RPC是flume开发中比较核心的部分。
flume开发基础可见:https://cloud.tencent.com/developer/article/1195082
一个RPC客户端接口的实现,包含了支持Flume的RPC方法.用户的程序可以简单地调用Flume SDK客户端的append(Event)或者appendBatch(List<Event>)接口来发送数据,而不用考虑消息交互的细节.用户可以通过使用诸如SimpleEvent类,或者使用EventBuilder的 静态helper方法withBody(),便捷地实现直接提供事件接口所需的事件ARG.
Flume 1.4.0时,Avro成为默认的RPC协议.NettyAvroRpcClient和ThriftRpcClient实现了RpcClient的接口.客户端需要建立一个包含目的Flume agent host和port信息的对象.使用RpcClient来发送数据到客户端.下例展示了如何在程序中使用flume client sdk api.
import org.apache.flume.Event;
import org.apache.flume.EventDeliveryException;
import org.apache.flume.api.RpcClient;
import org.apache.flume.api.RpcClientFactory;
import org.apache.flume.event.EventBuilder;
import java.nio.charset.Charset;
public class MyApp {
public static void main(String[] args) {
MyRpcClientFacade client = new MyRpcClientFacade();
// Initialize client with the remote Flume agent's host and port
client.init("host.example.org", 41414);
// Send 10 events to the remote Flume agent. That agent should be
// configured to listen with an AvroSource.

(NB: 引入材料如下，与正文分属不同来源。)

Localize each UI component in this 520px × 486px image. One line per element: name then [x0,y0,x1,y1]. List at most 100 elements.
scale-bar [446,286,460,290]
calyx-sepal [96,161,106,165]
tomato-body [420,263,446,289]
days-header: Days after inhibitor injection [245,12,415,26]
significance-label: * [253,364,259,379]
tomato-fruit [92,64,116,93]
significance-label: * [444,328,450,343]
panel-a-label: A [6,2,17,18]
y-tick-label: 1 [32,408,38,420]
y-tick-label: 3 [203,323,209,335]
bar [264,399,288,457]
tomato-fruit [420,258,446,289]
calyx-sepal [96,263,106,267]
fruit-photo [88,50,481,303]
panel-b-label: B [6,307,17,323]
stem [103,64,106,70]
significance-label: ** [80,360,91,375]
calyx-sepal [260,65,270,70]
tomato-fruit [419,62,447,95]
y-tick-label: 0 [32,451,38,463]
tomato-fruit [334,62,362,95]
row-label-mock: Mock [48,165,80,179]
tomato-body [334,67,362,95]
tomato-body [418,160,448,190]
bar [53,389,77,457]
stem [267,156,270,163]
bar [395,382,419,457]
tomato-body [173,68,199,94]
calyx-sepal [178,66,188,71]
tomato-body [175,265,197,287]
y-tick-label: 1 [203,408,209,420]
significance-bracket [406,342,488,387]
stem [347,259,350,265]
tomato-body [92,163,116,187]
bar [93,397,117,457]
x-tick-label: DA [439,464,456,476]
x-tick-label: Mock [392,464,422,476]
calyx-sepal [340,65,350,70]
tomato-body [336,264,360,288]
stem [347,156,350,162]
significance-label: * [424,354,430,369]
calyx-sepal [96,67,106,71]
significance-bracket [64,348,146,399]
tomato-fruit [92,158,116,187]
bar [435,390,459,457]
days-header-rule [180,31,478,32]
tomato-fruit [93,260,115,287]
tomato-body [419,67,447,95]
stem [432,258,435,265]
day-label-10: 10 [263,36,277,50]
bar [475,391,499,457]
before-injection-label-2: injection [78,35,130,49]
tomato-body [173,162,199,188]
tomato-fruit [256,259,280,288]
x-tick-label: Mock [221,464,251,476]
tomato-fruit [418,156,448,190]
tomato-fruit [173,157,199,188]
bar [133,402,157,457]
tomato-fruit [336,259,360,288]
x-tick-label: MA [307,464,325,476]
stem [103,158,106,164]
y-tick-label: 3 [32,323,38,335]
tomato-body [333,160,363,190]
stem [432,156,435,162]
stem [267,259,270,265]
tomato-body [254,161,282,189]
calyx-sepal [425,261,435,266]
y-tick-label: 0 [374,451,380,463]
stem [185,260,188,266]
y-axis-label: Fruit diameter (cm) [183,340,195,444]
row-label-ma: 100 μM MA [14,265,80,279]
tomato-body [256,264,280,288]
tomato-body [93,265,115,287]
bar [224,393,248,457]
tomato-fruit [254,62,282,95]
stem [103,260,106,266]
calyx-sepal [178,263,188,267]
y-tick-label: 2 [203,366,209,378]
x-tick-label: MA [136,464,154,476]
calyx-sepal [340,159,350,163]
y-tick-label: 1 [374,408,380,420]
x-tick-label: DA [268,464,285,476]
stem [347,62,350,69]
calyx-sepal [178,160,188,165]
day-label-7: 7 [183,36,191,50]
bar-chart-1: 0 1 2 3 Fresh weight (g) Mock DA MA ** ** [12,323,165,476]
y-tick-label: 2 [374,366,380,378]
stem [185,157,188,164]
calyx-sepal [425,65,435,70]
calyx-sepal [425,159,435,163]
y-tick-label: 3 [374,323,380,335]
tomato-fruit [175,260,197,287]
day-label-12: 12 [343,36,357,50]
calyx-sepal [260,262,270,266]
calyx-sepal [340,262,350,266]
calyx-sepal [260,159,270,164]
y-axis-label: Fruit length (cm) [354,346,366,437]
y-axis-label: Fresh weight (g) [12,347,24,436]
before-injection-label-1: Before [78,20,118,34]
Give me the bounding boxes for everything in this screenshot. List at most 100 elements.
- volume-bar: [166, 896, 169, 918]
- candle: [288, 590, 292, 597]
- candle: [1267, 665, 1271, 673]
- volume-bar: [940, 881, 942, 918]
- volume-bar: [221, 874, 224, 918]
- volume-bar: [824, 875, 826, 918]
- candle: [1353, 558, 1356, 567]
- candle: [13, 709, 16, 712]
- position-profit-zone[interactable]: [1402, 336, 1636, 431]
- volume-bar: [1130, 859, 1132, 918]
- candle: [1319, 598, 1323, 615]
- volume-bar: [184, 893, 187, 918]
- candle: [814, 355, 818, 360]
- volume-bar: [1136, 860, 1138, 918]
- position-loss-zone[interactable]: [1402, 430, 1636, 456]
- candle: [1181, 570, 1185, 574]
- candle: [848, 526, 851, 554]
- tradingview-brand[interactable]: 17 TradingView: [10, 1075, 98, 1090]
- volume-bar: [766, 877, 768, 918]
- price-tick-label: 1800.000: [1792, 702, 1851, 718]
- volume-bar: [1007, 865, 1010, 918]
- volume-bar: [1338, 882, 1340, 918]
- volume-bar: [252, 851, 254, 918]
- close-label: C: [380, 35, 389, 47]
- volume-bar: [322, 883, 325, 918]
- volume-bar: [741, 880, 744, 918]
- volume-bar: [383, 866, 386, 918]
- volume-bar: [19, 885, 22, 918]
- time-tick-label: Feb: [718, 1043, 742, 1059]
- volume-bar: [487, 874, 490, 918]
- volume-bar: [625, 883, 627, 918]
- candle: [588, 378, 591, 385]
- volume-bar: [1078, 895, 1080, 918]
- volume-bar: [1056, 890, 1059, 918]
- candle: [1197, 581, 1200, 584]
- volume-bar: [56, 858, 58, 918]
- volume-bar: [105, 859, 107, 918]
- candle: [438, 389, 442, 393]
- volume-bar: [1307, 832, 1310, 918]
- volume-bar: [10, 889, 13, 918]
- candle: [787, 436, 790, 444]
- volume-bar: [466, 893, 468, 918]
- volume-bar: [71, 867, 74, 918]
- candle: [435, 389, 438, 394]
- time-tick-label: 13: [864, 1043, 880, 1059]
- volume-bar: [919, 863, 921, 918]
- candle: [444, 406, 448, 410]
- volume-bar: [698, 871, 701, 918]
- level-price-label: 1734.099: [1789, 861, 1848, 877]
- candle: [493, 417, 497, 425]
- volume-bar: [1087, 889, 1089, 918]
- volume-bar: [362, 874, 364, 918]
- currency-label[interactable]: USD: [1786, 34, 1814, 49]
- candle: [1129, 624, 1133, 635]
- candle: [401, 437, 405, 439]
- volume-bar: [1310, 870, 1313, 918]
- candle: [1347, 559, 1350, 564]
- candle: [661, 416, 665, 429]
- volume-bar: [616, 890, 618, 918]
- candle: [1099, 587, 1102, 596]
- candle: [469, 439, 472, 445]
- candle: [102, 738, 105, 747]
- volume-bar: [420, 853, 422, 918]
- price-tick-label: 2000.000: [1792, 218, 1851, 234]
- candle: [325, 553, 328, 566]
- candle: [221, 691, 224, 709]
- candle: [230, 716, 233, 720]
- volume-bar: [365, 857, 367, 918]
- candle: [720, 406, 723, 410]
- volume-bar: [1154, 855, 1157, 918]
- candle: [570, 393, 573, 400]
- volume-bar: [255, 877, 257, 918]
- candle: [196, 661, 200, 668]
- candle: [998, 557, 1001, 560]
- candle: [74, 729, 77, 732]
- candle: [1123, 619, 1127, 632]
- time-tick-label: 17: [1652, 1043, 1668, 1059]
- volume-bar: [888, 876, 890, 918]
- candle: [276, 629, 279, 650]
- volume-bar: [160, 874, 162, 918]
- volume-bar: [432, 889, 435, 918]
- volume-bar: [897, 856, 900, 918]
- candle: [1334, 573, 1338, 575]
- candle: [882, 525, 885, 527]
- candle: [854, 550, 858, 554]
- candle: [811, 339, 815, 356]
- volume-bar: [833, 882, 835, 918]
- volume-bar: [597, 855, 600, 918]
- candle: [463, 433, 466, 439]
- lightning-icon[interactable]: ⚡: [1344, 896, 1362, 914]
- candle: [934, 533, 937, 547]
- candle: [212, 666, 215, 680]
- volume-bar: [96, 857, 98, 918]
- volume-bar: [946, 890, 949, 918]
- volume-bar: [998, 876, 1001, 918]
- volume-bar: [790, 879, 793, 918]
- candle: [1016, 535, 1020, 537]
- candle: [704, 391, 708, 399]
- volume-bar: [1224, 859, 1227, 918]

String sampleData = "Hello Flume!";
for (int i = 0; i < 10; i++) {
client.sendDataToFlume(sampleData);
}
client.cleanUp();
}
}
class MyRpcClientFacade {
private RpcClient client;
private String hostname;
private int port;
public void init(String hostname, int port) {
// Setup the RPC connection
this.hostname = hostname;
this.port = port;
this.client = RpcClientFactory.getDefaultInstance(hostname, port);
// Use the following method to create a thrift client (instead of the above line):
// this.client = RpcClientFactory.getThriftInstance(hostname, port);
}
public void sendDataToFlume(String data) {
// Create a Flume Event object that encapsulates the sample data
Event event = EventBuilder.withBody(data, Charset.forName("UTF-8"));
// Send the event
try {
client.append(event);
} catch (EventDeliveryException e) {
// clean up and recreate the client
client.close();
client = null;
client = RpcClientFactory.getDefaultInstance(hostname, port);
// Use the following method to create a thrift client (instead of the above line):
// this.client = RpcClientFactory.getThriftInstance(hostname, port);
}
}
public void cleanUp() {
// Close the RPC connection
client.close();
}
}
远端的flume agent需要AvroSource在监听相关端口(或者是ThriftSource).下面是一个正在等待MyApp连接的flume agent示例配置文件.
a1.channels = c1
a1.sources = r1
a1.sinks = k1
a1.channels.c1.type = memory
a1.sources.r1.channels = c1
a1.sources.r1.type = avro
# For using a thrift source set the following instead of the above line. # a1.source.r1.type = thrift
a1.sources.r1.bind = 0.0.0.0
a1.sources.r1.port = 41414
a1.sinks.k1.channel = c1
a1.sinks.k1.type = logger
更灵活一点,Flume client实现((NettyAvroRpcClient and ThriftRpcClient) )可以如下配置:
client.type = default (for avro) or thrift (for thrift)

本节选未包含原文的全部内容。